Each of the nine personality types are formed around and damaged by the emotional distress of either anger, shame, or anxiety. Related to this, each type has a different root sin or unhealthy passion. Your denied emotions and sins become central aspects of your Enneagram shadow.

Here are the nine Enneagram types and the shadow self for each:

Challenger Eights deny their aggression, lust for power, and need to be vulnerable.

 Peacemaker Nines deny their anger, numb detachment, and need to self-activate.

Reformer Ones (often called Perfectionists) deny their resentment and needs for pleasure and freedom.

Helper Twos (like John above) deny their insecure shame, vanity, and needs for care from others.

Achiever Threes deny their feelings of inadequacy, deceitful image they portray, and need to receive grace for their true self.

Individualist Fours deny their shame of not being special enough, envy of others, and need for emotional balance.

Observer Fives deny their fear of not having enough resources, greed for knowledge or money, and need to be be assertive and expressive.

Loyalist Sixes deny their anxiety, fear of trusting others, and need to take courage and act decisively.

Enthusiast Sevens deny their fear of pain and problems and need to learn grateful moderation.

Jesus, the Good Shepherd, searches to find his lost sheep (John 10:1-18). Your Enneagram shadow is an important part of your personality that needs to be found and loved.
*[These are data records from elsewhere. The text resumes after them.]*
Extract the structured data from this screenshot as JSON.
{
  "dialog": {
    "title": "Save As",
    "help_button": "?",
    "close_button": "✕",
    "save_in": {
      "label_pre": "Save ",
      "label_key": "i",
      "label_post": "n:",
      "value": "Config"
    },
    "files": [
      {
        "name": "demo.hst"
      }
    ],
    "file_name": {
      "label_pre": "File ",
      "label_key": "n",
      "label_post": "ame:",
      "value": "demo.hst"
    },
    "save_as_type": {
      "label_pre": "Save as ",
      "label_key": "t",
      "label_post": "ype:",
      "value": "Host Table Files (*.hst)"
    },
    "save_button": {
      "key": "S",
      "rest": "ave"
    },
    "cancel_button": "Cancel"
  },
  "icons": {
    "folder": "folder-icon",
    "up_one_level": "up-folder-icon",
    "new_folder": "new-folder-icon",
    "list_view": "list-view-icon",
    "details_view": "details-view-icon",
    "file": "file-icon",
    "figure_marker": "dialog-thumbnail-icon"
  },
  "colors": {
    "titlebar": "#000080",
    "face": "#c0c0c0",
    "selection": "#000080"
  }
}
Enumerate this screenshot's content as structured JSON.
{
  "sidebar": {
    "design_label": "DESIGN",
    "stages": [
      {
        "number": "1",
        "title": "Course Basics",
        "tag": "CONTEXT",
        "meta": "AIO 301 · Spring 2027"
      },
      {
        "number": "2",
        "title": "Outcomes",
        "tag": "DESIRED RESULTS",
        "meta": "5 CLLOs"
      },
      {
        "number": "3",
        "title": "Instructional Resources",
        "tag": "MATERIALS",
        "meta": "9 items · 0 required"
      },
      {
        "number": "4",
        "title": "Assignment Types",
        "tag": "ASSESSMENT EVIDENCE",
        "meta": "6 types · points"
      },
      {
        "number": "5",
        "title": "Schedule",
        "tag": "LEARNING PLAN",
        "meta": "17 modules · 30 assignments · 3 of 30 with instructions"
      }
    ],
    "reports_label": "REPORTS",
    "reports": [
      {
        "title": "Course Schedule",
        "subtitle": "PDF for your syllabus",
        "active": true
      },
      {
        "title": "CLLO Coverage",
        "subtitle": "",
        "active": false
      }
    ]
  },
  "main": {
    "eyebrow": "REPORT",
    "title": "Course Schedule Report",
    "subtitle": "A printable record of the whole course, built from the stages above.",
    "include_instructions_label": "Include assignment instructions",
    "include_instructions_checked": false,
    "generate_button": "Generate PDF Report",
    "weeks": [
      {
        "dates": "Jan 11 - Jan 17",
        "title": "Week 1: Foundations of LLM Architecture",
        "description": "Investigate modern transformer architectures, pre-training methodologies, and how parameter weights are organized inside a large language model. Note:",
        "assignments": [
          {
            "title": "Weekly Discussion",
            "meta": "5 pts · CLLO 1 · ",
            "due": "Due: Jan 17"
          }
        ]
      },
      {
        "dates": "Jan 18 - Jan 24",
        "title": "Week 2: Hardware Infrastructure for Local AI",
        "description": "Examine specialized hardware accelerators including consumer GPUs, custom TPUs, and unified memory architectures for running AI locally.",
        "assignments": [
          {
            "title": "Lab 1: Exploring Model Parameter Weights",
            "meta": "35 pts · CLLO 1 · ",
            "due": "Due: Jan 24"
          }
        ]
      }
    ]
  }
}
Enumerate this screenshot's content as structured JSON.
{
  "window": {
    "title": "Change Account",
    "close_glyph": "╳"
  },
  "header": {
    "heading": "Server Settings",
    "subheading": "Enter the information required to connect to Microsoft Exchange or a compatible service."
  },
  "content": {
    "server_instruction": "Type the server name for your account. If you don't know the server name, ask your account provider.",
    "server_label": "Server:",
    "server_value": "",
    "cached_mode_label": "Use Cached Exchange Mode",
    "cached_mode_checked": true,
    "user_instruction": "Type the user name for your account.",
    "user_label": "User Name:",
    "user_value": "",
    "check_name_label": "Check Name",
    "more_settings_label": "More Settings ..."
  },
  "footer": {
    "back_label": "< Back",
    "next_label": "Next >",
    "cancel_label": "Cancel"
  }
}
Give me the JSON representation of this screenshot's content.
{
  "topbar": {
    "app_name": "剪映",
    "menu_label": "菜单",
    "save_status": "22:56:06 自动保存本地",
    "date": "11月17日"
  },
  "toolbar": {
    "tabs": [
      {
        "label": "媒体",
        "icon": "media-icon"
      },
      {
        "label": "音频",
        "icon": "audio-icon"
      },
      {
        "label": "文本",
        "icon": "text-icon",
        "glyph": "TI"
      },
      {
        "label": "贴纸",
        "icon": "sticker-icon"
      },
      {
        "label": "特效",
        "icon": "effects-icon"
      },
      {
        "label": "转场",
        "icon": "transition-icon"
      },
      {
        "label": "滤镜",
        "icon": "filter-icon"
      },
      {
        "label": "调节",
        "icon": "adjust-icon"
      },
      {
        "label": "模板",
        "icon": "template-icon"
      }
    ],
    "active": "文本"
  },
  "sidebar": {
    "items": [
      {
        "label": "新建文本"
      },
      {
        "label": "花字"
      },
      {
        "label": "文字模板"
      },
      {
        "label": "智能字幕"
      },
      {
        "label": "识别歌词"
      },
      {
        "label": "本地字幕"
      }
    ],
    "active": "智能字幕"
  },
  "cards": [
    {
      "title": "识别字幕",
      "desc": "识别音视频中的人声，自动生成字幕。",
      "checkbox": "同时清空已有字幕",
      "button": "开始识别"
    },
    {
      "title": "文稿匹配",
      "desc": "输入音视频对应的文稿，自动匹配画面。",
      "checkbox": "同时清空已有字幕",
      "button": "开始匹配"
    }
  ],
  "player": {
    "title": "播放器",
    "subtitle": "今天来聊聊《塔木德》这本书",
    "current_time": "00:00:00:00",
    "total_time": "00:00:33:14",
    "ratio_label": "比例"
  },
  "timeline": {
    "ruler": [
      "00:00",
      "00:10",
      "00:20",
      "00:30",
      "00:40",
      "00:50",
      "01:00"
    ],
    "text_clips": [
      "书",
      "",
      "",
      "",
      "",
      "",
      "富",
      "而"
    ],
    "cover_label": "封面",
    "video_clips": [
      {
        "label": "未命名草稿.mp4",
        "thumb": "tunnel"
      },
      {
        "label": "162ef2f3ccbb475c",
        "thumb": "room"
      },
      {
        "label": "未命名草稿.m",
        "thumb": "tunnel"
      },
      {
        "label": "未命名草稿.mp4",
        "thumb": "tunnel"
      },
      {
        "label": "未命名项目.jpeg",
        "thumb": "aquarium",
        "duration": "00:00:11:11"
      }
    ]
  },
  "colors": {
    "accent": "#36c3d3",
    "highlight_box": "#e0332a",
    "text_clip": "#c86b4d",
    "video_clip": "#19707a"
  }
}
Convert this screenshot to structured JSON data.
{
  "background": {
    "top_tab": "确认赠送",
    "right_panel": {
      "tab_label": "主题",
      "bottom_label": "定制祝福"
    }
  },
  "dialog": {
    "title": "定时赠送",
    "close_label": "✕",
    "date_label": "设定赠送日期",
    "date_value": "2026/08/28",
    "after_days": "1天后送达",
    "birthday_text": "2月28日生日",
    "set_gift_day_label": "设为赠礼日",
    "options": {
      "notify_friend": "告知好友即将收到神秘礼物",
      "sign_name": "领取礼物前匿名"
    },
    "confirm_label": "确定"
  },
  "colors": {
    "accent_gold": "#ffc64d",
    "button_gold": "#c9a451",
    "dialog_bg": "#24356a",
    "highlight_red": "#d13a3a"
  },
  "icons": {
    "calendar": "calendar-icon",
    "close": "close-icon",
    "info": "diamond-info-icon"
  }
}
When he finds you, he puts you on top of his shoulders and skips and sings as he brings you home into his community of beloved friends! (Luke 15:1-7).

By bringing your Enneagram type’s shadow self and related emotions into the light of God’s presence, you can flourish in God’s love, joy, peace, and power.

Learn More about the Enneagram and Your Emotions

Looking for more Enneagram resources? You may enjoy exploring these other articles and video teachings on “The Enneagram as a Tool to Grow in Grace: An Introduction” and “The Enneagram: Sin, Emotions, and Jesus.

I pray that as you discover your shadow self in the Enneagram, you will be drawn closer to Jesus to receive God’s love, grow in emotional health, and become your best self in your work and relationships.